Indonesia’s coal exports increase amid Russia-Ukraine conflict
The number of Indonesia’s thermal coal shipments overseas is rising following Europe’s ban on Russian coal amid the ongoing conflict in Ukraine.
Russia, the world’s third-largest coal supplier, dominates sales to Europe, but the Russian ban has disrupted supplies to the continent.
Indonesia’s second-biggest coal miner PT Adaro Energy Indonesia confirmed Monday that it has shipped approximately 300,000 tons of coal to the Netherlands and Spain, although a company official did not mention when exactly the shipments were made.
“Amid the conflict between Russia and Ukraine, we’ve started receiving demands from Europe,” the company’s chief financial officer Lie Luckman told local media on Monday. “It is possible that (demand) would increase.”
Despite increasing demand from Europe, Luckman said the company is still focused on supplying coal to its main customers in Asia and has not considered revising its coal production target this year despite events in Europe.
This year, Indonesia aims to produce about 663 million tons of coal, with around 166 million tons for the domestic market and about 497 million tons for exports.
In January, Indonesia, the world’s biggest exporter of coal used in electricity generation, temporarily banned coal exports to safeguard its domestic power supply.
Statistics Indonesia, a government institute, reported that coal exports in January plunged 61 percent compared to December last year. The government later eased the ban and allowed miners to sell coal overseas.
Given the global surge in thermal coal prices, Indonesia has introduced a higher coal royalty rate for miners to increase state revenues.
Last week, Indonesian President Joko Widodo signed new government regulation on coal tariffs, increasing the country’s royalty rate for miners from a single tariff of 13.5 percent to a range of 14 to 28 percent, depending on the country’s benchmark coal prices.
The mining industry is a significant contributor to Indonesia’s non-tax state revenue.

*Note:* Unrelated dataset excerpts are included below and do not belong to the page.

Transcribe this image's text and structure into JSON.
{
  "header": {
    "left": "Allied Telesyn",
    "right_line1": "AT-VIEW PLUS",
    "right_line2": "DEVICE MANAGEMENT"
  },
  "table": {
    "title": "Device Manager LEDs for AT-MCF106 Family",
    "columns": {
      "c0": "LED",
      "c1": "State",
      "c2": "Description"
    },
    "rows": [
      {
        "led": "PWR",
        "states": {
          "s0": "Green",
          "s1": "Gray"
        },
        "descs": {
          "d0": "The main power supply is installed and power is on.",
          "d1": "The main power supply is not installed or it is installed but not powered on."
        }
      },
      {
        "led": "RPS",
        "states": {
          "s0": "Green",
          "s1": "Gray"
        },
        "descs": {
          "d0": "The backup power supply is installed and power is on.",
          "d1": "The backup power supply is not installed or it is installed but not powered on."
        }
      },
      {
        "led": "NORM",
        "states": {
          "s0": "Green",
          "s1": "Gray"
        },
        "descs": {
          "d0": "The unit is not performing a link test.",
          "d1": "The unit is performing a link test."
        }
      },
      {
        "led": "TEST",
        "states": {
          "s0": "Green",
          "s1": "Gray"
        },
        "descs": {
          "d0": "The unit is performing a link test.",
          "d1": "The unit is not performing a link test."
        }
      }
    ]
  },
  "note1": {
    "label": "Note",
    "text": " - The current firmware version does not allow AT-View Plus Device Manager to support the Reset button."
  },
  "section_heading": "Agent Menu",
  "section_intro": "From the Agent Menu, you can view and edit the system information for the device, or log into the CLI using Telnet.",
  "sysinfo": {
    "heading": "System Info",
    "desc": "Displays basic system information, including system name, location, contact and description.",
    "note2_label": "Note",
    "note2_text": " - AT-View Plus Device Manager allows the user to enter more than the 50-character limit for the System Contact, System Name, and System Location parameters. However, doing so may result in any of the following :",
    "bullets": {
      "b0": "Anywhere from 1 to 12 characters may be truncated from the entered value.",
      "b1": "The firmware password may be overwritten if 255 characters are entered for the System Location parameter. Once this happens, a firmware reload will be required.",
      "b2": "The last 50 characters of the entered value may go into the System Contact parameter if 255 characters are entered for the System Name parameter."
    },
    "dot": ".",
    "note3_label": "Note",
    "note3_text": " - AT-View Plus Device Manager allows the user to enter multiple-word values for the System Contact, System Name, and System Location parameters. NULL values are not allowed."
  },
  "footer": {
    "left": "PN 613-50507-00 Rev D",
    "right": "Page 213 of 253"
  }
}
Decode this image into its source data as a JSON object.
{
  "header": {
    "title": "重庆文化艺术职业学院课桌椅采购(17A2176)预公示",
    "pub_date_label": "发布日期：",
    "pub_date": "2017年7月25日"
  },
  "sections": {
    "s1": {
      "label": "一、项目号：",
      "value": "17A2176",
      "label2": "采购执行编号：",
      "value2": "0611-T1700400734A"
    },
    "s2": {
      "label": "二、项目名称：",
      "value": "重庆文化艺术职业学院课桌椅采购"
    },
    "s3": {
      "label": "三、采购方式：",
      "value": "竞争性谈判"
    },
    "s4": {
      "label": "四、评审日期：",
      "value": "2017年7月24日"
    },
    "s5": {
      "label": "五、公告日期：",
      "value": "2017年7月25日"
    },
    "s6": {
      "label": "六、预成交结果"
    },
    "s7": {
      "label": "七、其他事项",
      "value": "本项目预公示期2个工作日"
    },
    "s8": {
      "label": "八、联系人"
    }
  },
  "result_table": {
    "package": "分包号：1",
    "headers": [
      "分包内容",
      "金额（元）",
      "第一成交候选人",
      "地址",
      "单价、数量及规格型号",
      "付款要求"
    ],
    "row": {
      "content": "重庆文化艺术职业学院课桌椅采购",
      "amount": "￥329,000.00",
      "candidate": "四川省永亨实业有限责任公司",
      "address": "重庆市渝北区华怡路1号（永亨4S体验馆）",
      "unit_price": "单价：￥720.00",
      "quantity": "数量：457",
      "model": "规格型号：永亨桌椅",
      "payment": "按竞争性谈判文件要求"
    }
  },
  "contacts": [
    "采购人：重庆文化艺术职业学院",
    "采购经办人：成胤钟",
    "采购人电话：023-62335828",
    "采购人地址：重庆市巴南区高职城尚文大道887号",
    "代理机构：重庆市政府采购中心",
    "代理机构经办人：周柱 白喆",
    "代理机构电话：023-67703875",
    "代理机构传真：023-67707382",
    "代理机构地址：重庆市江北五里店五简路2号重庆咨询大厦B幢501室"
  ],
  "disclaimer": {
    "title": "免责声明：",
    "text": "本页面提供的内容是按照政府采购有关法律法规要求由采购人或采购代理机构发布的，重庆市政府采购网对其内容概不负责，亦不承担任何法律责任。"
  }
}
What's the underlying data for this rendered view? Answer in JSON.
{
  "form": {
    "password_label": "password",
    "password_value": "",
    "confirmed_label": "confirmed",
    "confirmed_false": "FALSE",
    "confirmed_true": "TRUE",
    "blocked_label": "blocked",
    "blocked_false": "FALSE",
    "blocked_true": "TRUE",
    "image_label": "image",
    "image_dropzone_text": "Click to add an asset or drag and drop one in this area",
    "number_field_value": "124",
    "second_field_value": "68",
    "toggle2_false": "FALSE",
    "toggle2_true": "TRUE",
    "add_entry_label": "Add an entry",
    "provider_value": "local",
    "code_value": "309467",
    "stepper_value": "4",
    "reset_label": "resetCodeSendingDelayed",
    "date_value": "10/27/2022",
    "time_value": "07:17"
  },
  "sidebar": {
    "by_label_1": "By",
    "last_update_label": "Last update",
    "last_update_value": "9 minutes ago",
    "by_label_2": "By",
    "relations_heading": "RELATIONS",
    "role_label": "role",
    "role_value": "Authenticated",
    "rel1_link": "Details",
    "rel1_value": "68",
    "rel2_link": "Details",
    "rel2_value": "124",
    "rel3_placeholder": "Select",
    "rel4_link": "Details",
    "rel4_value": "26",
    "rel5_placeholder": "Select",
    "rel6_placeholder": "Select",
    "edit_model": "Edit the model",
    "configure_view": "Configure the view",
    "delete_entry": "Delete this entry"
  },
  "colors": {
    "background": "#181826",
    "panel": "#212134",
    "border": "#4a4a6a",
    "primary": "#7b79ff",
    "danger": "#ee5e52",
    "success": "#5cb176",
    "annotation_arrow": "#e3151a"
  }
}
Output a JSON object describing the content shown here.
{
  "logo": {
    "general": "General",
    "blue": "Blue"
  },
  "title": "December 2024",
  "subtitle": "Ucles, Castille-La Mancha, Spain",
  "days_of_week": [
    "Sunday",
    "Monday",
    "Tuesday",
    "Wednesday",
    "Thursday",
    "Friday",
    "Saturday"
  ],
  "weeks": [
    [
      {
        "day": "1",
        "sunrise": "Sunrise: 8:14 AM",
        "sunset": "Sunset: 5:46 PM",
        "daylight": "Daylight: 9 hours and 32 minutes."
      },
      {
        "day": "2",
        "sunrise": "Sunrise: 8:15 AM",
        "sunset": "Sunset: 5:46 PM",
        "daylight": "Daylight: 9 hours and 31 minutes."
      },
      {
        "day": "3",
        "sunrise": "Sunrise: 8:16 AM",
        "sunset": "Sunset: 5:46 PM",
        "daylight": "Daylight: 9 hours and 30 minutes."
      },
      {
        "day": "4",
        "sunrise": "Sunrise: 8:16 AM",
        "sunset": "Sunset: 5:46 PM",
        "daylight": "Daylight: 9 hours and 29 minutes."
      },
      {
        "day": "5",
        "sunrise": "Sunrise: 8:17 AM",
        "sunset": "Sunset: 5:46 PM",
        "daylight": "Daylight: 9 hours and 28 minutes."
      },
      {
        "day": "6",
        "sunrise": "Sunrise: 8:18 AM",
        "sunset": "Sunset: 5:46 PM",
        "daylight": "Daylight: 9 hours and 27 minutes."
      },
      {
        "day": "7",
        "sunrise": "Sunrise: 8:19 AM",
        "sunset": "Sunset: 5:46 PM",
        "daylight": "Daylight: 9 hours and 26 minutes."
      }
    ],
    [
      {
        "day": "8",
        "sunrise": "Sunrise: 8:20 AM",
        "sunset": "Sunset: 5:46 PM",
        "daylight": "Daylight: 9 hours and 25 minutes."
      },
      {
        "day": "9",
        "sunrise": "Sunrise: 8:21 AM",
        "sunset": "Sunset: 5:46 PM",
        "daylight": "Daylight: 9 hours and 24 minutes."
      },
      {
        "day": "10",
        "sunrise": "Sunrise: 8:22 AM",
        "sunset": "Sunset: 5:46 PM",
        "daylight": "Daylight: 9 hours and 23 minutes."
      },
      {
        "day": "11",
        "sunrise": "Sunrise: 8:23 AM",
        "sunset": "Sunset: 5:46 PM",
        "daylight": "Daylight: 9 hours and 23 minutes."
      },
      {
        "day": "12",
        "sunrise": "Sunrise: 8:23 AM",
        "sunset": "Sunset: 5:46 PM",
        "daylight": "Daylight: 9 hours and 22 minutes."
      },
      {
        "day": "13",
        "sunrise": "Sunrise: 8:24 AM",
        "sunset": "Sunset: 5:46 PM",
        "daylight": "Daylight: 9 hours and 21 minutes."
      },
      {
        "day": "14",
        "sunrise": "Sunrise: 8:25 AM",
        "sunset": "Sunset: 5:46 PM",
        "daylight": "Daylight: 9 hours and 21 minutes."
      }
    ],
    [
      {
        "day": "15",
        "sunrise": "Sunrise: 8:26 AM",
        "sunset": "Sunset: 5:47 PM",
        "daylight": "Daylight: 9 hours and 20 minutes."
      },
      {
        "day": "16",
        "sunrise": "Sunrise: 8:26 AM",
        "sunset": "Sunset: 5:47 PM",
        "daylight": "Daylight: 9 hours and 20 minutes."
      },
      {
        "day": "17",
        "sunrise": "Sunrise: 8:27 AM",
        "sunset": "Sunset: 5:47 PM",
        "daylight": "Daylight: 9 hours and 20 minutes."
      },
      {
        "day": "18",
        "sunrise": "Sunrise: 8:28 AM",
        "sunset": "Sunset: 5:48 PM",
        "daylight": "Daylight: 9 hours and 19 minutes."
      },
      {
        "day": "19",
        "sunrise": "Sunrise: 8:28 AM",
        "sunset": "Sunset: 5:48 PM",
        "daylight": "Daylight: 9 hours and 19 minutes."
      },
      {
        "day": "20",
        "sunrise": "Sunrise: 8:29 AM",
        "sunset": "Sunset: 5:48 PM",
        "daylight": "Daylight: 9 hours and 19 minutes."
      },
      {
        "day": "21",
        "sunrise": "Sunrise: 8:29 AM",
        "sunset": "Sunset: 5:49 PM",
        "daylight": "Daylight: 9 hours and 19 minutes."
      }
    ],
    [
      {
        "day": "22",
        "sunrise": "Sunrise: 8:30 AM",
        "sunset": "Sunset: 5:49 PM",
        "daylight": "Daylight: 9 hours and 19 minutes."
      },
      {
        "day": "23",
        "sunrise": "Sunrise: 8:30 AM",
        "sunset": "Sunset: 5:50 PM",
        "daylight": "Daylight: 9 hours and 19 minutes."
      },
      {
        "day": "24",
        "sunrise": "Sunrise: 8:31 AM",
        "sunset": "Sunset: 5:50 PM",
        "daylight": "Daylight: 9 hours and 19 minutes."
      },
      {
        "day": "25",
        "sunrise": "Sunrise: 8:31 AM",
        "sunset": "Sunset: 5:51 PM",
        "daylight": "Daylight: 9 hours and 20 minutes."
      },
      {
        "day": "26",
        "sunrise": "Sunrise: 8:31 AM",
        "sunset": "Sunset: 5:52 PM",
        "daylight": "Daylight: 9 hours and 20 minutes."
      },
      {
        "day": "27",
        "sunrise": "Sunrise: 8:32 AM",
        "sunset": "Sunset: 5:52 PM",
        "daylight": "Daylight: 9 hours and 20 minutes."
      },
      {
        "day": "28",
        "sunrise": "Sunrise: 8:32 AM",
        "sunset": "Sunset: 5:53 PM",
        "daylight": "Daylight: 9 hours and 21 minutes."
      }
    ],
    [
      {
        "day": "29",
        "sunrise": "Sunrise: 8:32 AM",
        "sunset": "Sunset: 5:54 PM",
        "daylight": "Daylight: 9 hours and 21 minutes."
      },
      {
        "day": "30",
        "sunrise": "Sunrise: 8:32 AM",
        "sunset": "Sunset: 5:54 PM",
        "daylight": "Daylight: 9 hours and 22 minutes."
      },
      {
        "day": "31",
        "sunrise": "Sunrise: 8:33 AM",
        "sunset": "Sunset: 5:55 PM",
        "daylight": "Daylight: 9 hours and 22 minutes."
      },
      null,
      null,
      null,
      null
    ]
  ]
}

Official information showed that last year miners in the country contributed 189.2 trillion Indonesian rupiahs (about 13.2 billion U.S. dollars) to state coffers, while Indonesia’s total non-tax state revenue in 2021 was 452 trillion rupiahs (about 31.5 billion dollars).
Mamit Setiawan, executive director of Energy Watch Indonesia, a Jakarta-based think-tank, said Monday that the latest government regulation on coal tariffs would boost state revenues given the current high price of coal.